В медленно проплывающих мимо городах шумели базары, их шум покрывал всплески моря, рев верблюдов и надоедливо пилящий уши крик ослов. А когда прерывался, стихал к вечеру шум, слышался с мечетей монотонный, тягучий говор муллы, виднелась его фигура в чалме и борода, уставленная вверх:
– Нэ деир молла азанвахти!..[20]
Утром струги медленно плыли мимо большого прибрежного города. Все в городе четко и ясно – город белый, из белого камня. В море стоит наполовину затопленная башня; за ней, начиная с берега, лежат торчмя и стоят большие плиты с надписями, а что на плитах сечено, никто не разбирает – древнее христианское кладбище. К плитам, отгороженные рядами камней, приткнуты могилы мусульман, виднеются покосившиеся каменные столбы, обросшие мхом, с чалмами каменными. За кладбищем серая мечеть, за мечетью поперек города стена, за стеной круче в гору белые плоские дома, и в глубине узких улиц опять белая стена, также поперек. За ней домики города тянутся в горы. Перед горами две башни белых, на вершинах гор лед. Облака, курчаво копошась, вьются, перегоняемые ветром, среди хмурых отрогов.

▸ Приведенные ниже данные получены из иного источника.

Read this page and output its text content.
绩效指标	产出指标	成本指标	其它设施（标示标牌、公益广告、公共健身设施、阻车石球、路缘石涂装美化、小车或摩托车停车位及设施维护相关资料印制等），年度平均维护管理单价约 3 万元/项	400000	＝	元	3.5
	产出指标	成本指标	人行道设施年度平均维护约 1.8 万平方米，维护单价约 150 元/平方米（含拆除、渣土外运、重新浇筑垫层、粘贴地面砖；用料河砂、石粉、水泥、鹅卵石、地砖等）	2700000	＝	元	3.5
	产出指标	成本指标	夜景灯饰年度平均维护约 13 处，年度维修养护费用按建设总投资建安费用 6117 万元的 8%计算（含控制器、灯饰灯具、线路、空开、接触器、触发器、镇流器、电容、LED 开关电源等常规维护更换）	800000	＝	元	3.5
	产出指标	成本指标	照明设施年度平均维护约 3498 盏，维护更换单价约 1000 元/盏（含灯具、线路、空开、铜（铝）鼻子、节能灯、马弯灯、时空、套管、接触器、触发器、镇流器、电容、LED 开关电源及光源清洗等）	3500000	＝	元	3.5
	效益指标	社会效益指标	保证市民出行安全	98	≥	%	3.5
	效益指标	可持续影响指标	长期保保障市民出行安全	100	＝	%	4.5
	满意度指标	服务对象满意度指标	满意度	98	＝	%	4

Сережка стоит пригнувшись, запорожская шапка на затылке – его глаз по-орлиному ушел в глубину улиц белого города. За ним по палубе звон подков и ленивая, как будто волочащая ноги походка. Голос трубой:
– Глянь, атаман!
Сережка оглянулся. Есаул Мокеев Петр тыкал себя в грудь:
– Вишь, батько дал мне золочену цацу…
– Знаю, Петра! Хошь быть по чину атаманом, тогда сойду с атаманского места, без спору! Ставай! Нет? Так што надо?
Сережка снова воззрился на город.
– Не то ты говоришь, атаман!
– А што?
– Глянь пуще! Ту красу атаманску черт мохнатой дунул из пистоля, изломил в ей все узорочье… Я таки пихнул его топоришком.
– Пихнул? Ха, маленько?
– Черт с ним – пал он. А дар атамана изогнул окаянной, не спрямишь век.
– Ото безумной! Да кабы не угодил по бляхе, прожег бы тебя сквозь горец, как Волоцкого!
– Може, и не прожег бы… Вишь, бой я тогда проспал… Рубанул одного, черну бороду с пятнами на роже, да и топор со зла кинул – сечь было некого…
– Ты гилянского хана посек, честь тебе изо всех: лихой боец был хан, наших он положил много!
– Ну, плевать, честь! А вот не гневается ли атаман, что я тогда хмельной мертво дрыхнул?
– Всяк бился, и каждому на долю бой пал… Ты же, говорю, пуще всех. Ой, дурной ты, – уйди-ко, мешаешь только.